Lantern in an empty boat

The Fractured  Melody Excerpt

She woke to quiet.

Not the muffled hush of snowfall, not the slow percussion of ice ticking against the windowpanes—but real silence. The kind that came after. That rare, crystalline stillness when the world had finally stopped breathing, and everything left behind felt too delicate to touch.

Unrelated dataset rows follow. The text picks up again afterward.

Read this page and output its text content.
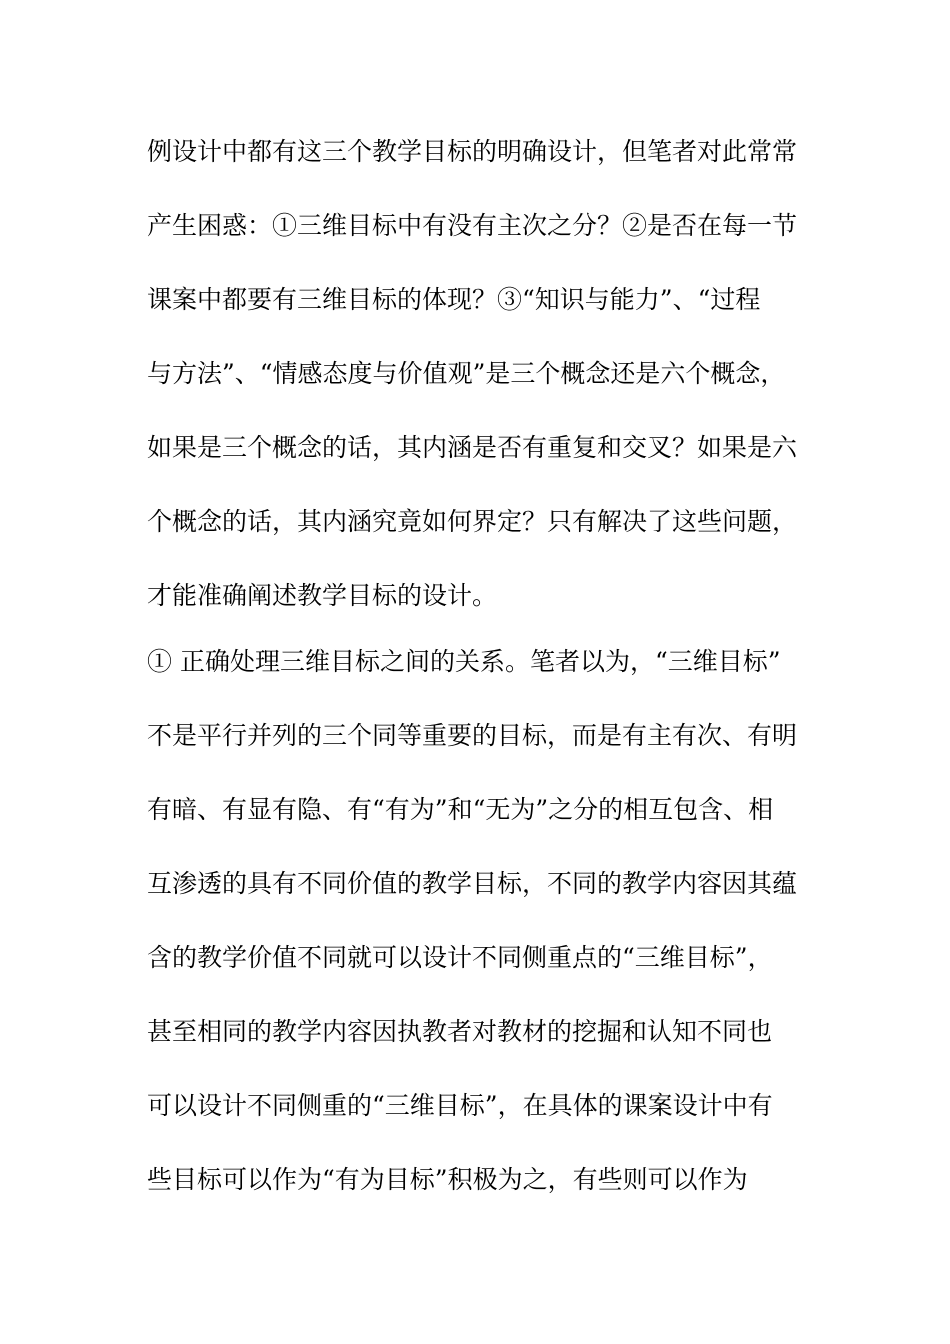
例设计中都有这三个教学目标的明确设计，但笔者对此常常
产生困惑：①三维目标中有没有主次之分？②是否在每一节
课案中都要有三维目标的体现？③“知识与能力”、“过程
与方法”、“情感态度与价值观”是三个概念还是六个概念，
如果是三个概念的话，其内涵是否有重复和交叉？如果是六
个概念的话，其内涵究竟如何界定？只有解决了这些问题，
才能准确阐述教学目标的设计。
① 正确处理三维目标之间的关系。笔者以为，“三维目标”
不是平行并列的三个同等重要的目标，而是有主有次、有明
有暗、有显有隐、有“有为”和“无为”之分的相互包含、相
互渗透的具有不同价值的教学目标，不同的教学内容因其蕴
含的教学价值不同就可以设计不同侧重点的“三维目标”，
甚至相同的教学内容因执教者对教材的挖掘和认知不同也
可以设计不同侧重的“三维目标”，在具体的课案设计中有
些目标可以作为“有为目标”积极为之，有些则可以作为
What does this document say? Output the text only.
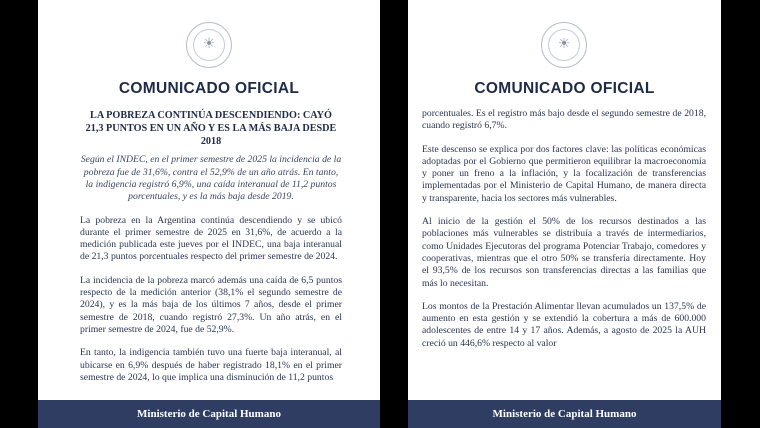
☀
COMUNICADO OFICIAL

LA POBREZA CONTINÚA DESCENDIENDO: CAYÓ 21,3 PUNTOS EN UN AÑO Y ES LA MÁS BAJA DESDE 2018

Según el INDEC, en el primer semestre de 2025 la incidencia de la pobreza fue de 31,6%, contra el 52,9% de un año atrás. En tanto, la indigencia registró 6,9%, una caída interanual de 11,2 puntos porcentuales, y es la más baja desde 2019.

La pobreza en la Argentina continúa descendiendo y se ubicó durante el primer semestre de 2025 en 31,6%, de acuerdo a la medición publicada este jueves por el INDEC, una baja interanual de 21,3 puntos porcentuales respecto del primer semestre de 2024.

La incidencia de la pobreza marcó además una caída de 6,5 puntos respecto de la medición anterior (38,1% el segundo semestre de 2024), y es la más baja de los últimos 7 años, desde el primer semestre de 2018, cuando registró 27,3%. Un año atrás, en el primer semestre de 2024, fue de 52,9%.

En tanto, la indigencia también tuvo una fuerte baja interanual, al ubicarse en 6,9% después de haber registrado 18,1% en el primer semestre de 2024, lo que implica una disminución de 11,2 puntos

Ministerio de Capital Humano
☀
COMUNICADO OFICIAL

porcentuales. Es el registro más bajo desde el segundo semestre de 2018, cuando registró 6,7%.

Este descenso se explica por dos factores clave: las políticas económicas adoptadas por el Gobierno que permitieron equilibrar la macroeconomía y poner un freno a la inflación, y la focalización de transferencias implementadas por el Ministerio de Capital Humano, de manera directa y transparente, hacia los sectores más vulnerables.

Al inicio de la gestión el 50% de los recursos destinados a las poblaciones más vulnerables se distribuía a través de intermediarios, como Unidades Ejecutoras del programa Potenciar Trabajo, comedores y cooperativas, mientras que el otro 50% se transfería directamente. Hoy el 93,5% de los recursos son transferencias directas a las familias que más lo necesitan.

Los montos de la Prestación Alimentar llevan acumulados un 137,5% de aumento en esta gestión y se extendió la cobertura a más de 600.000 adolescentes de entre 14 y 17 años. Además, a agosto de 2025 la AUH creció un 446,6% respecto al valor

Ministerio de Capital Humano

The storm had finally stopped.

Dragonfly blinked up at the ceiling beams above her bed, tracing the slow drift of woodsmoke wafting into the rafters. Beside her, Collin still slept—warm, tangled, utterly unbothered by the change. One arm slung across her ribs, his face buried in the back of her neck, breath soft against her skin. She didn’t move. Just let herself feel the shape of him, the weight of his leg draped over hers, the peaceful security of the last two weeks pressed against her spine.

Two weeks of snow—of wind and whiteout and the world sealed shut.

At first, she hadn’t minded. The snow had come in waves, each one heavier than the last, until even the path to the well vanished under thick drifts and the forest beyond became a pale blur of swirling white. They were snowed in, properly. Trapped in her little treehouse, tucked against the cold with wool blankets and poetry and each other.

And for a while—it had been perfect.

They had cooked and kissed and slept and laughed.

The days had folded gently into one another, blissful as new fallen snow. Collin split firewood in the mornings, sleeves rolled and breath steaming in the cold, his body moving with purpose she never tired of watching. She would call him in when his cheeks flushed red and his knuckles went raw, and he’d arrive with the smell of cedar and frost clinging to him, eyes bright, grin lazy. Sometimes, he’d corner her by the stove, pressing her back against the table with cold fingers and colder lips, just to make her squeal. Then he’d wrap his arms around her, burying his face in the crook of her neck like it was the only place he could breathe.

She’d written songs during those days, not full ones, just scraps and melodies she couldn’t name, lines that came to her like birds landing on a branch, never staying long enough to finish. She hummed them into his chest as they lay tangled on the floor or curled together in bed, and he’d try to guess what they meant. Sometimes he got close. Most times he didn’t. But it never mattered, because the guessing made her laugh, and the laughing always ended in kisses.

They cooked by firelight and ate straight from the pot. They slept at odd hours, letting dusk and dawn trade places. They made love often, not with urgency, but with the soft assurance of people who had finally stopped searching.

They’d made a life in that storm—brief and breathless and strangely holy. No visitors. No errands. No voices calling them to act. Just them, folded into each other, wrapped in wool and rhythm and romance.

But time, even sweet as it was, began to stretch.

The tightness of the space, once soothing, began to press inward. The water bucket developed a leak again, dripping steadily in the corner like a clock she couldn’t ignore. The roof creaked in its favorite spot when the wind changed, and though she used to find the sound comforting, now it grated—too familiar. Too expected.

Collin’s coat lived on its usual hook, and each time she passed it, she found herself staring at it a moment too long. Wondering how something that had once smelled like freedom now smelled like damp wool and repetition.

The same logs stacked by the door. The same spoon in the same mug. The same steam whispering from the pot. She still loved him—God, she did—but the world was waiting. Just beyond the snowdrifts, life was breathing again, and her feet itched to feel the trails.

Dragonfly shifted slightly, trying not to wake him, and stared toward the window. The light filtering through the frost-rimmed glass was pale and sharp—clear. There would be no more snow today.

Maybe not tomorrow, either.

She exhaled softly, reaching for the edge of the blanket. She needed to move. To stretch. To hear something other than her own thoughts. Maybe she’d fetch water. Or bake honey rolls. Or walk the long loop to town, just to feel her muscles burn.

But first, she’d make tea.

And maybe watch Collin sleep a little longer.